Strengths and limitations

This study provides the first ever nationally representative estimates of change in dietary intake according to both individual and area-level measures of SEP over a 16 year period in Australian adults. We adopted a gradient approach, examining change in dietary intake across the SEP spectrum, and used multiple measures of SEP that tap into distinct mechanisms through which inequalities are generated and maintained.

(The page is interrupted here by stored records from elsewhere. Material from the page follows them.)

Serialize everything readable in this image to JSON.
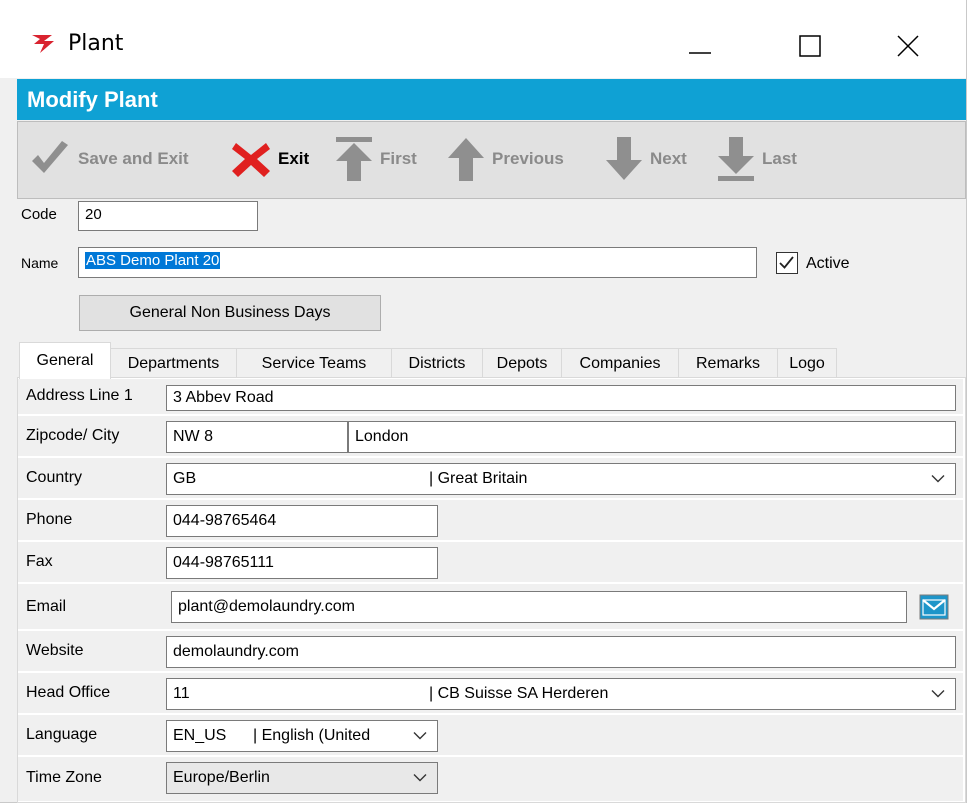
{
  "window": {
    "title": "Plant",
    "brand_color": "#d9232f"
  },
  "header": {
    "title": "Modify Plant",
    "color": "#0fa1d4"
  },
  "toolbar": {
    "save_and_exit": "Save and Exit",
    "exit": "Exit",
    "first": "First",
    "previous": "Previous",
    "next": "Next",
    "last": "Last"
  },
  "form": {
    "code_label": "Code",
    "code_value": "20",
    "name_label": "Name",
    "name_value": "ABS Demo Plant 20",
    "active_label": "Active",
    "active_checked": true,
    "general_non_business_days": "General Non Business Days"
  },
  "tabs": [
    {
      "label": "General",
      "active": true
    },
    {
      "label": "Departments"
    },
    {
      "label": "Service Teams"
    },
    {
      "label": "Districts"
    },
    {
      "label": "Depots"
    },
    {
      "label": "Companies"
    },
    {
      "label": "Remarks"
    },
    {
      "label": "Logo"
    }
  ],
  "general": {
    "address_line1_label": "Address Line 1",
    "address_line1_value": "3 Abbev Road",
    "zipcode_city_label": "Zipcode/ City",
    "zipcode_value": "NW 8",
    "city_value": "London",
    "country_label": "Country",
    "country_code": "GB",
    "country_name": "| Great Britain",
    "phone_label": "Phone",
    "phone_value": "044-98765464",
    "fax_label": "Fax",
    "fax_value": "044-98765111",
    "email_label": "Email",
    "email_value": "plant@demolaundry.com",
    "website_label": "Website",
    "website_value": "demolaundry.com",
    "head_office_label": "Head Office",
    "head_office_code": "11",
    "head_office_name": "| CB Suisse SA Herderen",
    "language_label": "Language",
    "language_code": "EN_US",
    "language_name": "| English (United",
    "time_zone_label": "Time Zone",
    "time_zone_value": "Europe/Berlin"
  }
}
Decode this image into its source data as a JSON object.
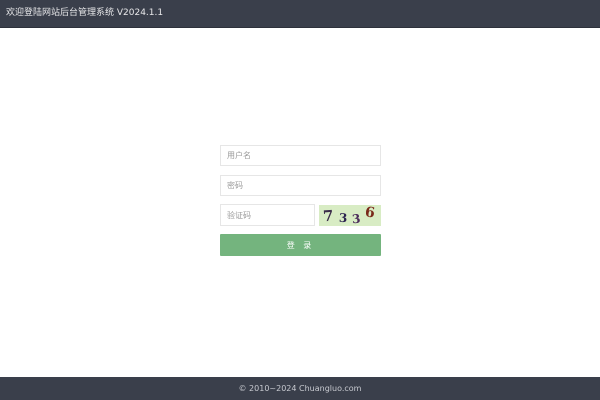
{
  "header": {
    "title": "欢迎登陆网站后台管理系统 V2024.1.1"
  },
  "login": {
    "username_placeholder": "用户名",
    "password_placeholder": "密码",
    "captcha_placeholder": "验证码",
    "captcha_chars": [
      "7",
      "3",
      "3",
      "6"
    ],
    "captcha_colors": [
      "#3b2d4a",
      "#2c2450",
      "#4a2a5a",
      "#7a2a1a"
    ],
    "captcha_background": "#d8ecc4",
    "submit_label": "登 录",
    "submit_color": "#74b47e"
  },
  "footer": {
    "copyright": "© 2010~2024 Chuangluo.com"
  }
}
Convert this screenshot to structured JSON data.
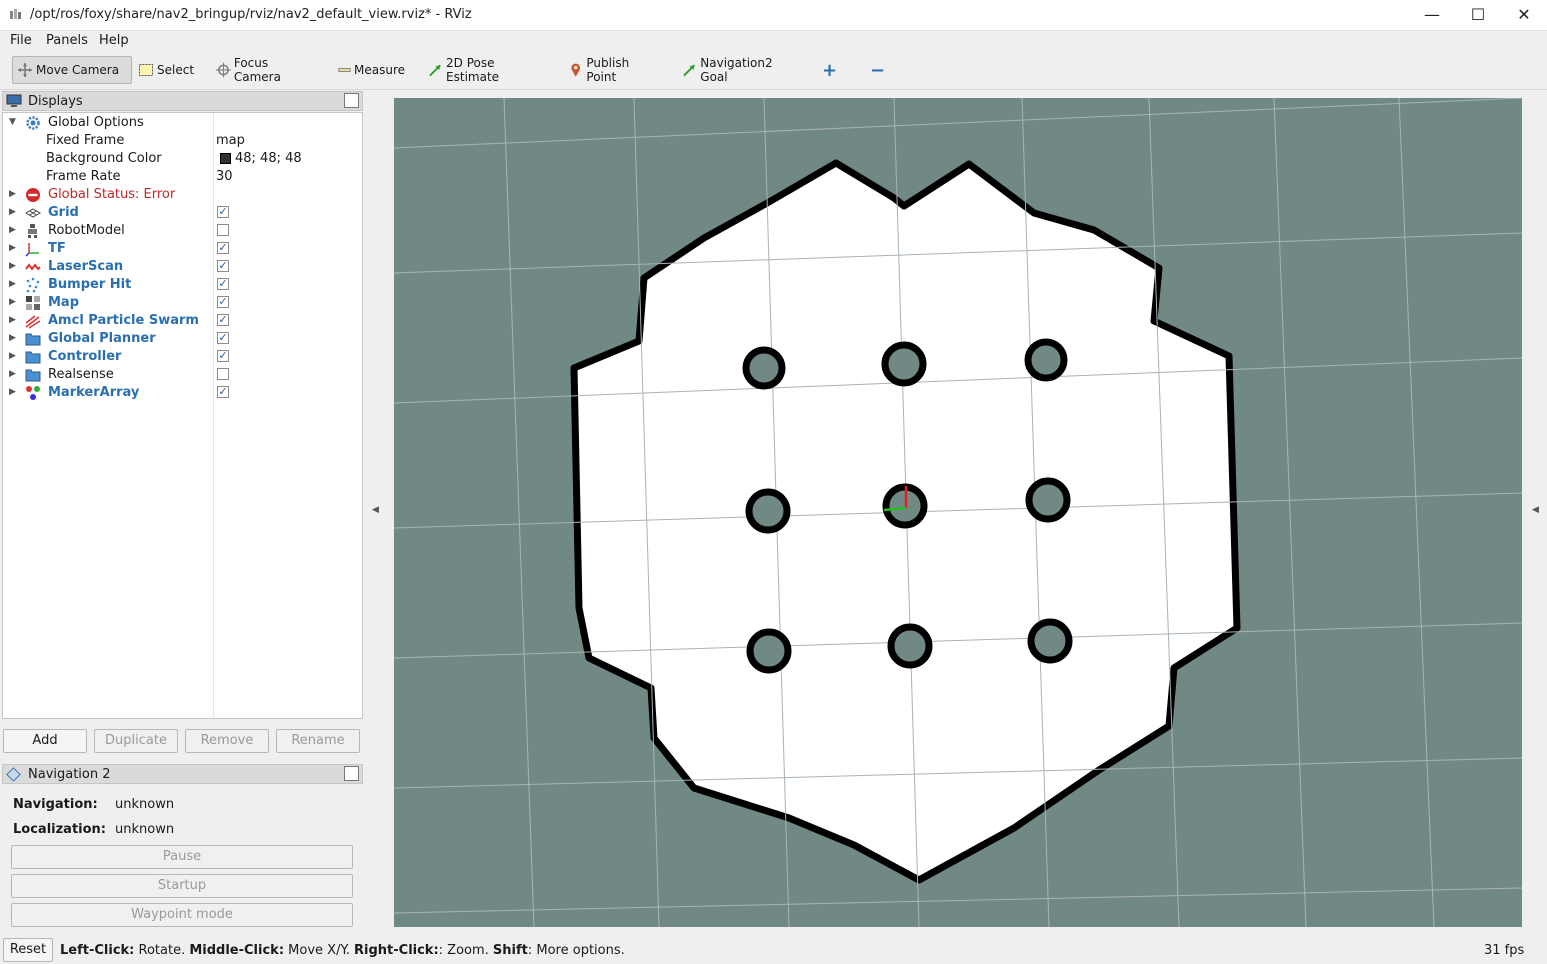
{
  "window": {
    "title": "/opt/ros/foxy/share/nav2_bringup/rviz/nav2_default_view.rviz* - RViz",
    "minimize": "—",
    "maximize": "☐",
    "close": "✕"
  },
  "menu": [
    {
      "label": "File"
    },
    {
      "label": "Panels"
    },
    {
      "label": "Help"
    }
  ],
  "toolbar": {
    "move_camera": "Move Camera",
    "select": "Select",
    "focus_camera": "Focus Camera",
    "measure": "Measure",
    "pose_estimate": "2D Pose Estimate",
    "publish_point": "Publish Point",
    "nav_goal": "Navigation2 Goal",
    "add_tool": "+",
    "remove_tool": "−"
  },
  "displays": {
    "title": "Displays",
    "global_options": {
      "label": "Global Options",
      "fixed_frame_label": "Fixed Frame",
      "fixed_frame_value": "map",
      "background_color_label": "Background Color",
      "background_color_value": "48; 48; 48",
      "background_color_hex": "#303030",
      "frame_rate_label": "Frame Rate",
      "frame_rate_value": "30"
    },
    "global_status": "Global Status: Error",
    "items": [
      {
        "label": "Grid",
        "checked": true
      },
      {
        "label": "RobotModel",
        "checked": false
      },
      {
        "label": "TF",
        "checked": true
      },
      {
        "label": "LaserScan",
        "checked": true
      },
      {
        "label": "Bumper Hit",
        "checked": true
      },
      {
        "label": "Map",
        "checked": true
      },
      {
        "label": "Amcl Particle Swarm",
        "checked": true
      },
      {
        "label": "Global Planner",
        "checked": true
      },
      {
        "label": "Controller",
        "checked": true
      },
      {
        "label": "Realsense",
        "checked": false
      },
      {
        "label": "MarkerArray",
        "checked": true
      }
    ],
    "buttons": {
      "add": "Add",
      "duplicate": "Duplicate",
      "remove": "Remove",
      "rename": "Rename"
    }
  },
  "navigation": {
    "title": "Navigation 2",
    "navigation_label": "Navigation:",
    "navigation_value": "unknown",
    "localization_label": "Localization:",
    "localization_value": "unknown",
    "pause": "Pause",
    "startup": "Startup",
    "waypoint": "Waypoint mode"
  },
  "status": {
    "reset": "Reset",
    "hint_left": "Left-Click:",
    "hint_left_text": " Rotate. ",
    "hint_middle": "Middle-Click:",
    "hint_middle_text": " Move X/Y. ",
    "hint_right": "Right-Click:",
    "hint_right_text": ": Zoom. ",
    "hint_shift": "Shift",
    "hint_shift_text": ": More options.",
    "fps": "31 fps"
  },
  "colors": {
    "viewport_bg": "#718985",
    "free_space": "#ffffff",
    "obstacle": "#000000",
    "accent_blue": "#2a6fb0",
    "error_red": "#c0282a"
  }
}
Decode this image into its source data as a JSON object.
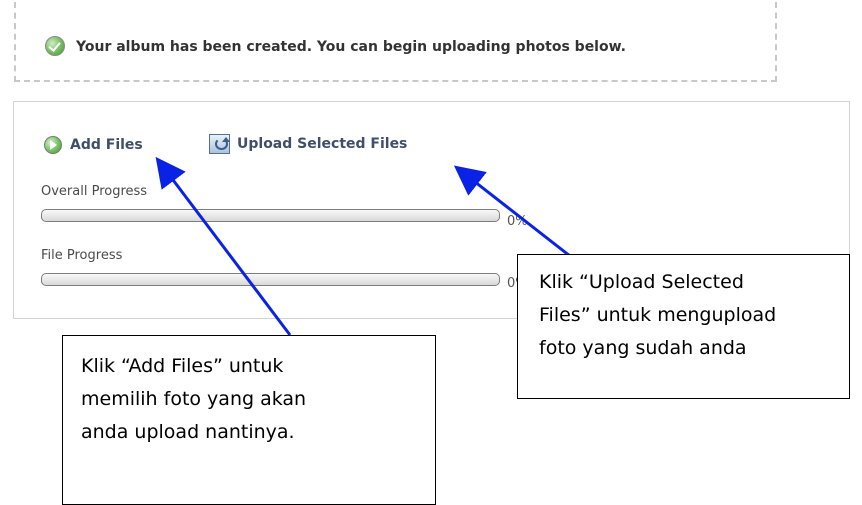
{
  "status": {
    "icon": "success-check-icon",
    "message": "Your album has been created. You can begin uploading photos below."
  },
  "toolbar": {
    "add_files": {
      "icon": "add-circle-icon",
      "label": "Add Files"
    },
    "upload_selected": {
      "icon": "upload-icon",
      "label": "Upload Selected Files"
    }
  },
  "progress": {
    "overall": {
      "label": "Overall Progress",
      "value": 0,
      "text": "0%"
    },
    "file": {
      "label": "File Progress",
      "value": 0,
      "text": "0%"
    }
  },
  "annotations": {
    "upload_callout": {
      "lines": [
        "Klik “Upload Selected",
        "Files” untuk mengupload",
        "foto yang sudah anda"
      ]
    },
    "add_callout": {
      "lines": [
        "Klik “Add Files” untuk",
        "memilih foto yang akan",
        "anda upload nantinya."
      ]
    }
  },
  "colors": {
    "arrow": "#0a22e6",
    "link_text": "#3f4f6b",
    "success_green": "#4aa436"
  }
}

Methodologic changes between surveys may have influenced our results to a small degree. First, dietary recalls were conducted using a three-stage multiple pass method in 1995, and a five-stage method in 2011–13, and the latter may have helped to minimize omitted and forgotten foods. Second, similar to previous analyses [15, 16], data are not adjusted for residence in an urban or rural location, or for country of birth, due to differences in which these data were coded between surveys. Thus, there may be residual confounding. Third, questions on frequency of fruit and vegetable intake were modified slightly in 2011–13 to specifically request that participants include potatoes and exclude juices from their estimates, whereas treatment of these foods was not specified in 1995. Because the impact of these methodological changes was not investigated, time and method effects may be confounded in some cases, however the relative stability of dietary intake according to SEP in most cases suggests these methodologic changes were not a major concern.

Although the degree of energy intake underreporting by SEP did not change across survey years, underreporting is known to have increased over time, particularly among men [20]. Therefore, while our estimates of changes in dietary intake according to SEP remain robust, caution is advised in attempts to assess the presence or strength of socioeconomic gradients within a particular survey cycle, as differential misreporting according to SEP may have biased these estimates [64,65,66,67].

Methodologic differences in the manner in which mixed dishes were disaggregated in the two surveys precluded investigation of change in dietary inequalities at all levels of the nutritional hierarchy (e.g. nutrients, foods, eating occasions, dietary patterns) [20]. However our results may still provide an indication of change at higher levels, as healthful dietary patterns are identified on the basis of their relative content of constituent foods, which are themselves defined on the basis of the quality and quantity of the nutrients they contain [18]. Moreover, fruit and vegetable intake correlates strongly with overall diet quality [68]. Understanding trajectories of change in nutrient intakes remains important because nutrients represent the level that most closely links dietary intake with the physiology of health and disease [69]. Thus, our analyses can enhance mechanistic understanding of the contribution of dietary inequalities to inequalities in obesity and chronic disease.

Conclusions

We found consistent evidence of more favorable changes in dietary intakes of carbohydrate, PUFA and MUFA in higher SEP groups between 1995 and 2011–13 compared to lower SEP groups. There were few changes in dietary intakes of energy, other macronutrients, fiber, fruits and vegetables. Despite the persistence of suboptimal dietary intakes, limited evidence of widening dietary inequalities is a positive finding from a public health perspective. Nevertheless, as income inequality has been trending upward in Australia, it will be important to examine change in inequalities at the level of dietary patterns as these data become available.